21 Şubat 2010 Pazar

Bir Telefon İçin Ağıt

Sevgili Sunshine Believer! Yastayım. Gözlerim hep uzaklara bakıyor, o aklıma gelince dudaklarım titriyor, içimdeki feryatları susturmakta zorlanıyorum. Evet... Sanırım olayı anlatırsam neden böyle olduğumu anlayacak ve acımı paylaşacaksın. Sunshine Believer'lık bugünler içindir.

5. ders hoca bizi kendi halimize bırakmıştı. Bırakmaz olaydı. Dedim bari mesaj sileyim, vakit geçireyim. (Sahilde Kafka hala bitmeyi beklerken hem de.)Tam "yok bu mesaja kıyamam ben... hmm... güzelmiş bu da... yok yok bunu da silmiyim ya dursun" diyor ve dostlarımın mesajlarıyla kendi halimde mutlu olurken çat! şarjı bitti. Ben de attım yaralı ceylanımı çantama.

Akşam oldu. Dersler geçti, mısır yedik, caramio yedik, dolmuşa bindim, dilim dışarda eve geldim. Çantamı açtım... Karşılaştığım boşluk bundan sonra yalnız olduğumu, başka telefonlarda mutluluğu aramam gerektiğini, sorunun kendisinde olduğunu ve daha iyilerine layık olduğumu anlatıyordu bana. Kalbim hızlıca atmaya başladı. Hayır hayır. Bunca yıldan sonra o kadar hatıra ve smsle beni terk edemezdi. Hem ben daha iyilerini istemiyordum. Yaralı ceylan'ı istiyordum. (Arkasına yeni yapıştırdığım ekşi sözlük stiiikırını kabullenemedi belki de) Ne yapacağımı bilemez halde çantamı boşalttım. Montumun ceplerine baktım. Odamı karış karış aradım. Yoktu... Yaptığım araştırma sonucunda bir şakaya kurban gitmediğini de öğrendikten sonra benim için zor günler başladı Sevgili Sunshine Believer.

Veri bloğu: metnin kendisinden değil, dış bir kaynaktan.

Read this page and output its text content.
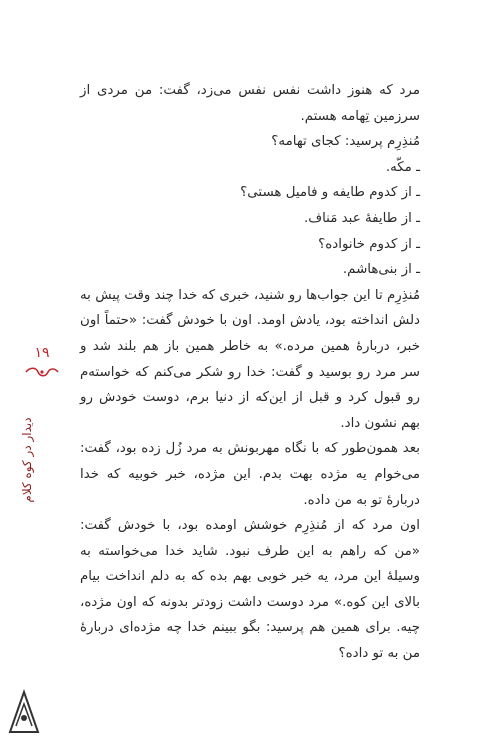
مرد که هنوز داشت نفس نفس می‌زد، گفت: من مردی از سرزمین تِهامه هستم.

مُنذِرِم پرسید: کجای تهامه؟

ـ مکّه.

ـ از کدوم طایفه و فامیل هستی؟

ـ از طایفهٔ عبد مَناف.

ـ از کدوم خانواده؟

ـ از بنی‌هاشم.

مُنذِرِم تا این جواب‌ها رو شنید، خبری که خدا چند وقت پیش به دلش انداخته بود، یادش اومد. اون با خودش گفت: «حتماً اون خبر، دربارهٔ همین مرده.» به خاطر همین باز هم بلند شد و سر مرد رو بوسید و گفت: خدا رو شکر می‌کنم که خواسته‌م رو قبول کرد و قبل از این‌که از دنیا برم، دوست خودش رو بهم نشون داد.

بعد همون‌طور که با نگاه مهربونش به مرد زُل زده بود، گفت: می‌خوام یه مژده بهت بدم. این مژده، خبر خوبیه که خدا دربارهٔ تو به من داده.

اون مرد که از مُنذِرِم خوشش اومده بود، با خودش گفت: «من که راهم به این طرف نبود. شاید خدا می‌خواسته به وسیلهٔ این مرد، یه خبر خوبی بهم بده که به دلم انداخت بیام بالای این کوه.» مرد دوست داشت زودتر بدونه که اون مژده، چیه. برای همین هم پرسید: بگو ببینم خدا چه مژده‌ای دربارهٔ من به تو داده؟

۱۹
دیدار در کوه کلام
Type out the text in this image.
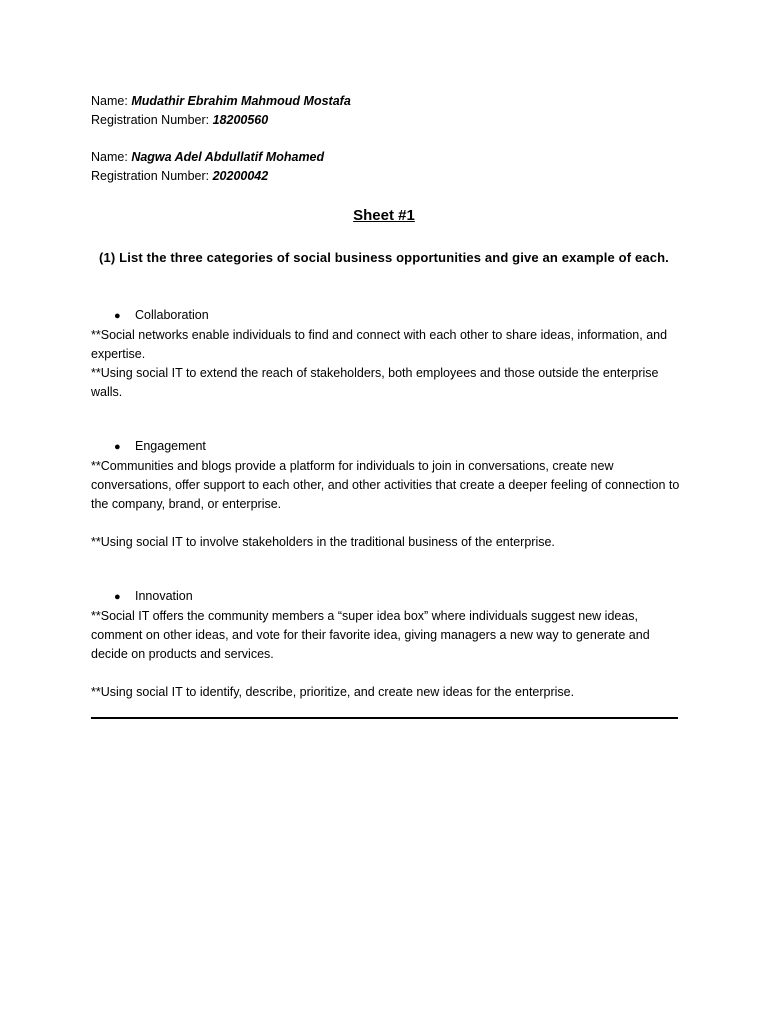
Name: Mudathir Ebrahim Mahmoud Mostafa
Registration Number: 18200560
Name: Nagwa Adel Abdullatif Mohamed
Registration Number: 20200042
Sheet #1
(1) List the three categories of social business opportunities and give an example of each.
● Collaboration

**Social networks enable individuals to find and connect with each other to share ideas, information, and expertise.

**Using social IT to extend the reach of stakeholders, both employees and those outside the enterprise walls.

● Engagement

**Communities and blogs provide a platform for individuals to join in conversations, create new conversations, offer support to each other, and other activities that create a deeper feeling of connection to the company, brand, or enterprise.

**Using social IT to involve stakeholders in the traditional business of the enterprise.

● Innovation

**Social IT offers the community members a “super idea box” where individuals suggest new ideas, comment on other ideas, and vote for their favorite idea, giving managers a new way to generate and decide on products and services.

**Using social IT to identify, describe, prioritize, and create new ideas for the enterprise.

Resimler ve okudukça içimi ısıtan bin küsür mesaj yok artık. İnsanlara hikayesini anlatmak üzere göstereceğim çizikler yok artık. Karaburun'da denizin dibini boyladıktan sonra taşımaya başladığı tuz izleri de yok. 2 güne bir değiştirdiğim duvar kağıtları hiçbir yerde o kadar güzel duramayacak. Lanet olsun! Beni dostlarıma bağlayacak Yaralı Ceylan'ım yok artık!!! Böyle olmasını istememiştim. Ecelinle gitseydin keşke. Son gününe kadar yanında olmaktı isteğim.

Telefonumu alanın elleri kırılsın emi! Gözleri oyulsun! Attığı mesajlar günlerce iletilmesin de kafayı yesin! Çaldırdığında 20489874562358983 kontorü gitsin de kullanamasın Yaralı Ceylan'ımı! Avea'dan kazık ye, Turkcell'e geç ondan da kazık ye, Vodafone'a geç hayattan soğu seni lanet olası! Kimse seni aramasın! Mesajlarına cevaplar yazılmasın! ve... ve... Kendini yalnız hissedip bir umutla -2 gün öncesine kadar benim yaptığım gibi- elin "mesaj var mı?" acaba diye Yaralı Ceylan'ıma uzandığında bomboş ekranla karşılaş... Kimse seni sevmeyecek bundan sonra.

Beyaz Yaralı ceylaaan...
Nokia Yaralı ceylaaan...
Çok var seni soran,
Nerede o? Nerede?
Hiç konuşamam o an
Zil sesin çalınır kulağıma
Derim: o artık gönlümde,
Ne iPhone ne Sony
Olamazlar ki onun gibi!

Dön bebeğim...

Telefonumu çalan toptur.

2 yorum:

jellyfish dedi ki...

Ah benim artık kendisi bir 'yaralı ceylan' olan biricik arkadaşım. Hepimizin başı sağ olsun.. Ama sen bi telefon al sana o kayıtlı 1000 küsür mesajı sollıycak derecede sevgi sıçan, komik mesajlar yollıycam. Söz.

goldfish dedi ki...

ah jellyfayşem ah... Ben yalnız bırakmayacağını biliyordum. Başımız saolsun. Szi seviyorum. Dediğin gibi artık ben bir Yaralı Ceylan'ım.